The rest of the poems in the collection have overt political themes (Ad Quosdam Senatores Infidos, Ad Quendam Magnum Imperatorem, Ad Caput Magnae Ecclesiae; “To certain disloyal senators,” “To a certain great Emperor,” “To the Head of a Great Church”) that call for hawkish American foreign policy. One poem, however, exudes a vitriolic attitude toward Germans outside the sphere of politics. This poem, Ad Professores Germanos (“To the German Professors”), calls itself “a hymn in praise of German efficiency.” After this ironic label, we find a poem smacking more of schoolboy shenanigans than of wartime hatred:
O Germani professores,
Pueros nos, tunc volentes,
Potuistis non docere
Lectiones exponentes.
Sed, inepti professores,
Iam adultos, nos nolentes,
Bene quitis nos docere
Quod docere vos nonvultis.
Nam, O stulti professores,
Hae res bene nos docetis:
Omnia quae sunt Germana
Nobis sunt adominanda!
(“O, German Professors, while we were boys, then willing [to learn] you were unable to teach the lessons then expounded [to us]. But, inept professors, now that we are adults, and reluctant [to learn what you now teach us] you are able to teach us that which you do not wish to teach. For, O, stupid professors, this thing you teach us well: That all things that are German are to be [made] abhorrent to us!”)

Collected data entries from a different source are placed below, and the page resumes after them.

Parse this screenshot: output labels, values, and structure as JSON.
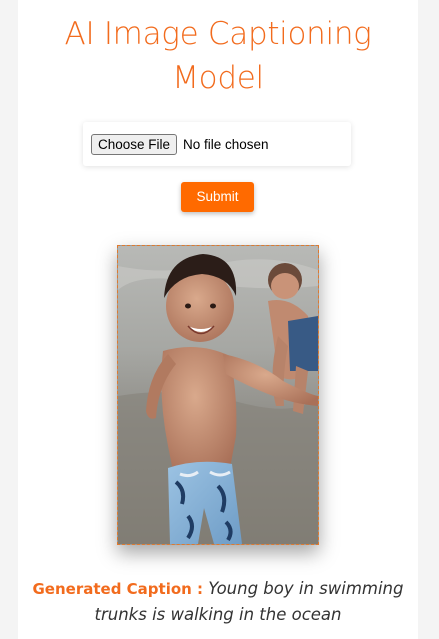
{
  "page": {
    "title": "AI Image Captioning Model"
  },
  "upload": {
    "button_label": "Choose File",
    "status_text": "No file chosen"
  },
  "form": {
    "submit_label": "Submit"
  },
  "result": {
    "image_description": "Photo of a smiling young boy in blue patterned swimming trunks at the beach, another child in the background",
    "caption_label": "Generated Caption :",
    "caption_text": "Young boy in swimming trunks is walking in the ocean"
  },
  "colors": {
    "accent": "#f26b1d",
    "button": "#ff6a00"
  }
}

These three rhyming stanzas are an ascending tricolon of insult: the “German Professors” become not just “inept” but outright “stupid.” Classical poetic forms, however, do not employ a rhyme scheme (although end rhyme becomes popular in medieval Latin verse), and this poem eschews the imitation of Horace and Catullus that Gazzam employs elsewhere. Here he appears to be less interested in showcasing his learnedness and more interested in crafting a snarkier take on Gaudeamus Igitur. And remember: Gazzam ain’t apologizing to nobody.
(It is worth noting here that the title page of the volume announces that it is “recommended to schools and colleges as more timely than any of the fossilized stuff heretofore in use.”)
But more generally, the collection exudes a kind of jingoism that we do not expect to find in modern American poetry. In fact, the belligerence found in Gazzam’s poetry is more what we would expect in the lines of the most patriotic verses of Horace (Dulce et decorum est pro patria mori, for example). Gazzam’s poetry, however clever its imitation and modern its subject, is still just a little too Roman.